Sviluppatore / Publisher: Storm in a Teacup / ESDigital Games Prezzo: ND Localizzazione: Completa Multiplayer: Assente PEGI: 12 Disponibile Su: PC (Steam, Epic Games Store), PS5, Xbox Series X|S Data di Lancio: 22 aprile

Cos’è che manca agli studi italiani per fare il grande botto? Non è una domanda dalla risposta semplice o univoca. Manca il capitale? L’esperienza? La mentalità? I talenti, che preferiscono andare all’estero? Probabilmente sono vere tutte e quattro le cose, e altrettanto probabilmente forse anche qualche altra.

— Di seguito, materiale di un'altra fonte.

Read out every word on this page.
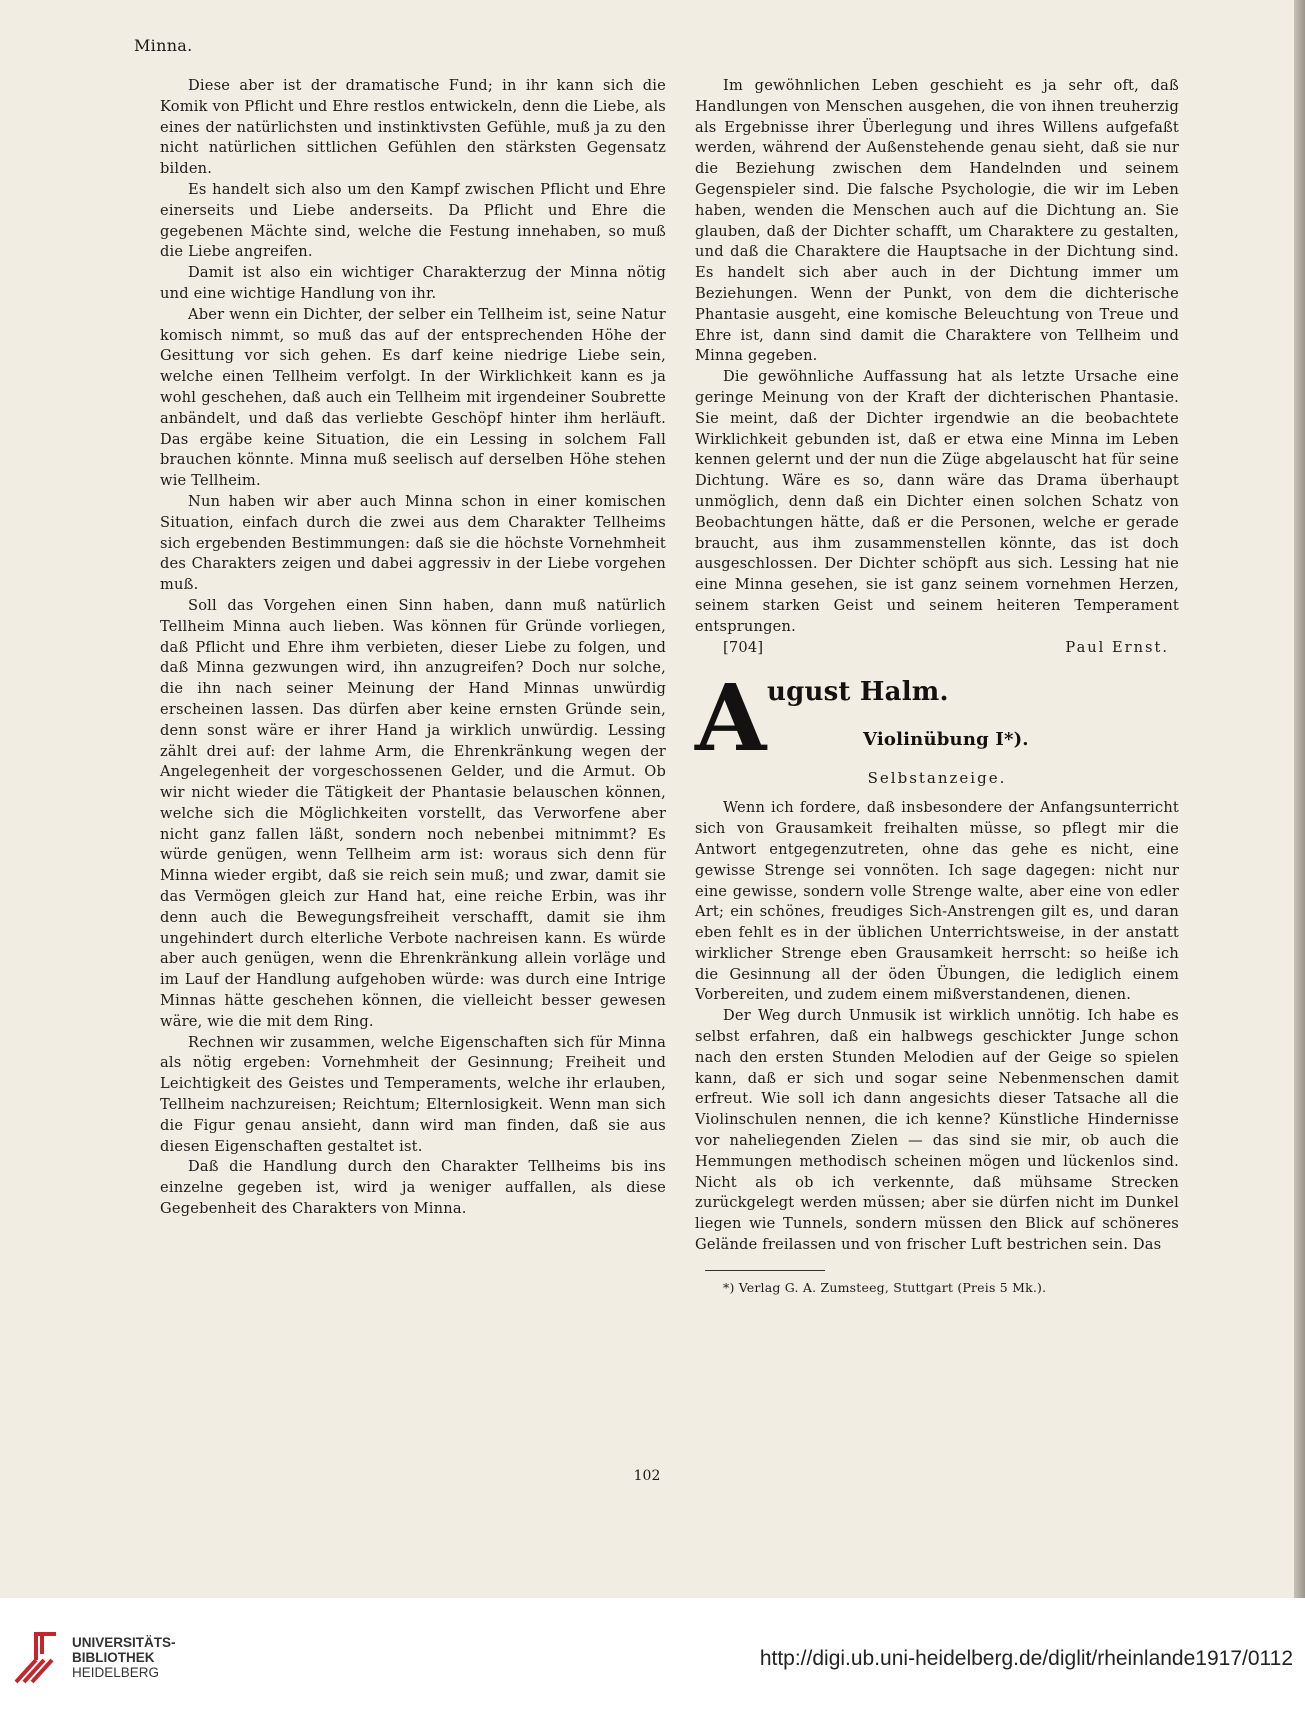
Minna.

Diese aber ist der dramatische Fund; in ihr kann sich die Komik von Pflicht und Ehre restlos entwickeln, denn die Liebe, als eines der natürlichsten und instinktivsten Gefühle, muß ja zu den nicht natürlichen sittlichen Gefühlen den stärksten Gegensatz bilden.

Es handelt sich also um den Kampf zwischen Pflicht und Ehre einerseits und Liebe anderseits. Da Pflicht und Ehre die gegebenen Mächte sind, welche die Festung innehaben, so muß die Liebe angreifen.

Damit ist also ein wichtiger Charakterzug der Minna nötig und eine wichtige Handlung von ihr.

Aber wenn ein Dichter, der selber ein Tellheim ist, seine Natur komisch nimmt, so muß das auf der entsprechenden Höhe der Gesittung vor sich gehen. Es darf keine niedrige Liebe sein, welche einen Tellheim verfolgt. In der Wirklichkeit kann es ja wohl geschehen, daß auch ein Tellheim mit irgendeiner Soubrette anbändelt, und daß das verliebte Geschöpf hinter ihm herläuft. Das ergäbe keine Situation, die ein Lessing in solchem Fall brauchen könnte. Minna muß seelisch auf derselben Höhe stehen wie Tellheim.

Nun haben wir aber auch Minna schon in einer komischen Situation, einfach durch die zwei aus dem Charakter Tellheims sich ergebenden Bestimmungen: daß sie die höchste Vornehmheit des Charakters zeigen und dabei aggressiv in der Liebe vorgehen muß.

Soll das Vorgehen einen Sinn haben, dann muß natürlich Tellheim Minna auch lieben. Was können für Gründe vorliegen, daß Pflicht und Ehre ihm verbieten, dieser Liebe zu folgen, und daß Minna gezwungen wird, ihn anzugreifen? Doch nur solche, die ihn nach seiner Meinung der Hand Minnas unwürdig erscheinen lassen. Das dürfen aber keine ernsten Gründe sein, denn sonst wäre er ihrer Hand ja wirklich unwürdig. Lessing zählt drei auf: der lahme Arm, die Ehrenkränkung wegen der Angelegenheit der vorgeschossenen Gelder, und die Armut. Ob wir nicht wieder die Tätigkeit der Phantasie belauschen können, welche sich die Möglichkeiten vorstellt, das Verworfene aber nicht ganz fallen läßt, sondern noch nebenbei mitnimmt? Es würde genügen, wenn Tellheim arm ist: woraus sich denn für Minna wieder ergibt, daß sie reich sein muß; und zwar, damit sie das Vermögen gleich zur Hand hat, eine reiche Erbin, was ihr denn auch die Bewegungsfreiheit verschafft, damit sie ihm ungehindert durch elterliche Verbote nachreisen kann. Es würde aber auch genügen, wenn die Ehrenkränkung allein vorläge und im Lauf der Handlung aufgehoben würde: was durch eine Intrige Minnas hätte geschehen können, die vielleicht besser gewesen wäre, wie die mit dem Ring.

Rechnen wir zusammen, welche Eigenschaften sich für Minna als nötig ergeben: Vornehmheit der Gesinnung; Freiheit und Leichtigkeit des Geistes und Temperaments, welche ihr erlauben, Tellheim nachzureisen; Reichtum; Elternlosigkeit. Wenn man sich die Figur genau ansieht, dann wird man finden, daß sie aus diesen Eigenschaften gestaltet ist.

Daß die Handlung durch den Charakter Tellheims bis ins einzelne gegeben ist, wird ja weniger auffallen, als diese Gegebenheit des Charakters von Minna.

Im gewöhnlichen Leben geschieht es ja sehr oft, daß Handlungen von Menschen ausgehen, die von ihnen treuherzig als Ergebnisse ihrer Überlegung und ihres Willens aufgefaßt werden, während der Außenstehende genau sieht, daß sie nur die Beziehung zwischen dem Handelnden und seinem Gegenspieler sind. Die falsche Psychologie, die wir im Leben haben, wenden die Menschen auch auf die Dichtung an. Sie glauben, daß der Dichter schafft, um Charaktere zu gestalten, und daß die Charaktere die Hauptsache in der Dichtung sind. Es handelt sich aber auch in der Dichtung immer um Beziehungen. Wenn der Punkt, von dem die dichterische Phantasie ausgeht, eine komische Beleuchtung von Treue und Ehre ist, dann sind damit die Charaktere von Tellheim und Minna gegeben.

Die gewöhnliche Auffassung hat als letzte Ursache eine geringe Meinung von der Kraft der dichterischen Phantasie. Sie meint, daß der Dichter irgendwie an die beobachtete Wirklichkeit gebunden ist, daß er etwa eine Minna im Leben kennen gelernt und der nun die Züge abgelauscht hat für seine Dichtung. Wäre es so, dann wäre das Drama überhaupt unmöglich, denn daß ein Dichter einen solchen Schatz von Beobachtungen hätte, daß er die Personen, welche er gerade braucht, aus ihm zusammenstellen könnte, das ist doch ausgeschlossen. Der Dichter schöpft aus sich. Lessing hat nie eine Minna gesehen, sie ist ganz seinem vornehmen Herzen, seinem starken Geist und seinem heiteren Temperament entsprungen.

[704]	Paul Ernst.

A ugust Halm.
Violinübung I*).
Selbstanzeige.

Wenn ich fordere, daß insbesondere der Anfangsunterricht sich von Grausamkeit freihalten müsse, so pflegt mir die Antwort entgegenzutreten, ohne das gehe es nicht, eine gewisse Strenge sei vonnöten. Ich sage dagegen: nicht nur eine gewisse, sondern volle Strenge walte, aber eine von edler Art; ein schönes, freudiges Sich-Anstrengen gilt es, und daran eben fehlt es in der üblichen Unterrichtsweise, in der anstatt wirklicher Strenge eben Grausamkeit herrscht: so heiße ich die Gesinnung all der öden Übungen, die lediglich einem Vorbereiten, und zudem einem mißverstandenen, dienen.

Der Weg durch Unmusik ist wirklich unnötig. Ich habe es selbst erfahren, daß ein halbwegs geschickter Junge schon nach den ersten Stunden Melodien auf der Geige so spielen kann, daß er sich und sogar seine Nebenmenschen damit erfreut. Wie soll ich dann angesichts dieser Tatsache all die Violinschulen nennen, die ich kenne? Künstliche Hindernisse vor naheliegenden Zielen — das sind sie mir, ob auch die Hemmungen methodisch scheinen mögen und lückenlos sind. Nicht als ob ich verkennte, daß mühsame Strecken zurückgelegt werden müssen; aber sie dürfen nicht im Dunkel liegen wie Tunnels, sondern müssen den Blick auf schöneres Gelände freilassen und von frischer Luft bestrichen sein. Das

*) Verlag G. A. Zumsteeg, Stuttgart (Preis 5 Mk.).

102
UNIVERSITÄTS-
BIBLIOTHEK
HEIDELBERG
http://digi.ub.uni-heidelberg.de/diglit/rheinlande1917/0112
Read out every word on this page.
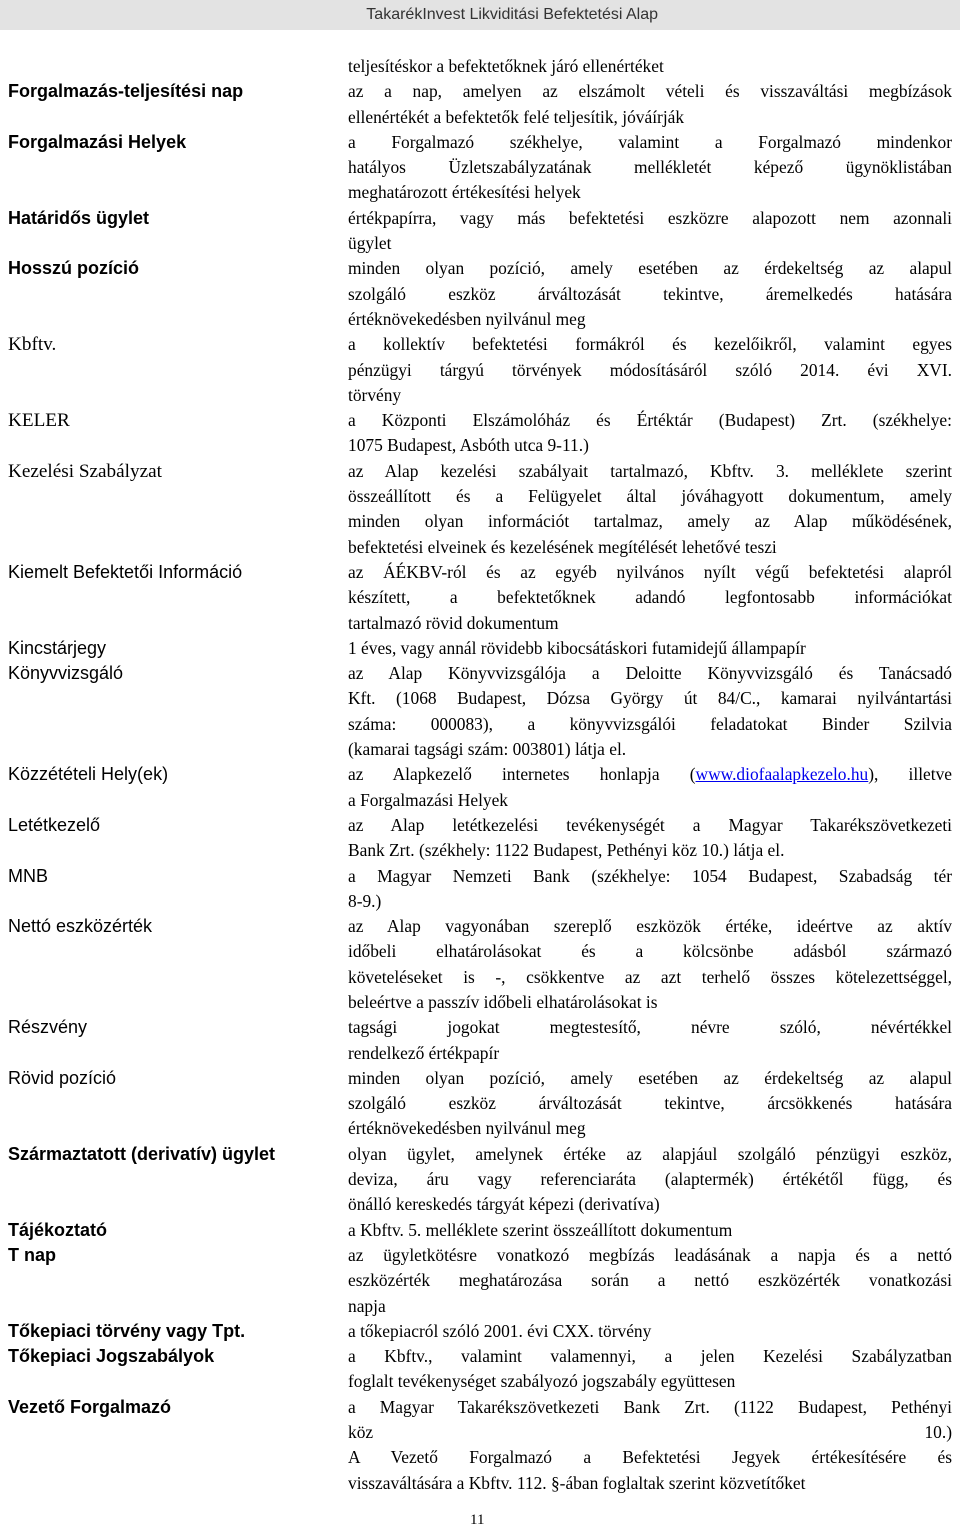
TakarékInvest Likviditási Befektetési Alap
teljesítéskor a befektetőknek járó ellenértéket
Forgalmazás-teljesítési nap	az a nap, amelyen az elszámolt vételi és visszaváltási megbízások
ellenértékét a befektetők felé teljesítik, jóváírják
Forgalmazási Helyek	a Forgalmazó székhelye, valamint a Forgalmazó mindenkor
hatályos Üzletszabályzatának mellékletét képező ügynöklistában
meghatározott értékesítési helyek
Határidős ügylet	értékpapírra, vagy más befektetési eszközre alapozott nem azonnali
ügylet
Hosszú pozíció	minden olyan pozíció, amely esetében az érdekeltség az alapul
szolgáló eszköz árváltozását tekintve, áremelkedés hatására
értéknövekedésben nyilvánul meg
Kbftv.	a kollektív befektetési formákról és kezelőikről, valamint egyes
pénzügyi tárgyú törvények módosításáról szóló 2014. évi XVI.
törvény
KELER	a Központi Elszámolóház és Értéktár (Budapest) Zrt. (székhelye:
1075 Budapest, Asbóth utca 9-11.)
Kezelési Szabályzat	az Alap kezelési szabályait tartalmazó, Kbftv. 3. melléklete szerint
összeállított és a Felügyelet által jóváhagyott dokumentum, amely
minden olyan információt tartalmaz, amely az Alap működésének,
befektetési elveinek és kezelésének megítélését lehetővé teszi
Kiemelt Befektetői Információ	az ÁÉKBV-ról és az egyéb nyilvános nyílt végű befektetési alapról
készített, a befektetőknek adandó legfontosabb információkat
tartalmazó rövid dokumentum
Kincstárjegy	1 éves, vagy annál rövidebb kibocsátáskori futamidejű állampapír
Könyvvizsgáló	az Alap Könyvvizsgálója a Deloitte Könyvvizsgáló és Tanácsadó
Kft. (1068 Budapest, Dózsa György út 84/C., kamarai nyilvántartási
száma: 000083), a könyvvizsgálói feladatokat Binder Szilvia
(kamarai tagsági szám: 003801) látja el.
Közzétételi Hely(ek)	az Alapkezelő internetes honlapja (www.diofaalapkezelo.hu), illetve
a Forgalmazási Helyek
Letétkezelő	az Alap letétkezelési tevékenységét a Magyar Takarékszövetkezeti
Bank Zrt. (székhely: 1122 Budapest, Pethényi köz 10.) látja el.
MNB	a Magyar Nemzeti Bank (székhelye: 1054 Budapest, Szabadság tér
8-9.)
Nettó eszközérték	az Alap vagyonában szereplő eszközök értéke, ideértve az aktív
időbeli elhatárolásokat és a kölcsönbe adásból származó
követeléseket is -, csökkentve az azt terhelő összes kötelezettséggel,
beleértve a passzív időbeli elhatárolásokat is
Részvény	tagsági jogokat megtestesítő, névre szóló, névértékkel
rendelkező értékpapír
Rövid pozíció	minden olyan pozíció, amely esetében az érdekeltség az alapul
szolgáló eszköz árváltozását tekintve, árcsökkenés hatására
értéknövekedésben nyilvánul meg
Származtatott (derivatív) ügylet	olyan ügylet, amelynek értéke az alapjául szolgáló pénzügyi eszköz,
deviza, áru vagy referenciaráta (alaptermék) értékétől függ, és
önálló kereskedés tárgyát képezi (derivatíva)
Tájékoztató	a Kbftv. 5. melléklete szerint összeállított dokumentum
T nap	az ügyletkötésre vonatkozó megbízás leadásának a napja és a nettó
eszközérték meghatározása során a nettó eszközérték vonatkozási
napja
Tőkepiaci törvény vagy Tpt.	a tőkepiacról szóló 2001. évi CXX. törvény
Tőkepiaci Jogszabályok	a Kbftv., valamint valamennyi, a jelen Kezelési Szabályzatban
foglalt tevékenységet szabályozó jogszabály együttesen
Vezető Forgalmazó	a Magyar Takarékszövetkezeti Bank Zrt. (1122 Budapest, Pethényi
köz 10.)
A Vezető Forgalmazó a Befektetési Jegyek értékesítésére és
visszaváltására a Kbftv. 112. §-ában foglaltak szerint közvetítőket
11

Detto questo, penso che un appunto che non si possa fare agli studi italiani è che mancano di ambizione e di voglia di spingersi sempre un po’ più in là. Steel Seed di Storm in a Teacup ne è, a mio avviso, un buon esempio.

L’AMBIZIONE DI STEEL SEED

In un futuro lontano in cui gli esseri umani sono stati posti in sospensione criogenica nell’attesa che le macchine riescano a rendere nuovamente abitabile la superficie terrestre, una giovane donna di nome Zoe si risveglia in una megastruttura tecnologicamente avanzatissima e in un corpo la cui quasi totalità è stata sostituita da protesi meccaniche che la rendono più forte, più agile e capace di interfacciarsi direttamente con un curioso robottino volante di nome Koby. Dopo qualche salto e una fuga da un paio di robot decisamente intenzionati a porre fine alla sua permanenza in quegli abissi d’acciaio, Zoe incontra un’intelligenza artificiale dall’aspetto di un dio greco dorato che le spiega come tutto quello che vede intorno a sé sia stato realizzato dalle creazioni di suo padre, un geniale inventore che ha preparato tutto questo per salvare l’umanità dalla sua estinzione. Prima di risvegliare gli esseri umani, però, è necessario che Zoe recuperi i quattro frammenti della personalità di suo padre, da lui caricati sulla blockhain e sparsi per i quattro settori della megastruttura.

Oh, quando dico che a livello di ambientazioni Steel Seed se la cava alla grande non scherzo mica, eh.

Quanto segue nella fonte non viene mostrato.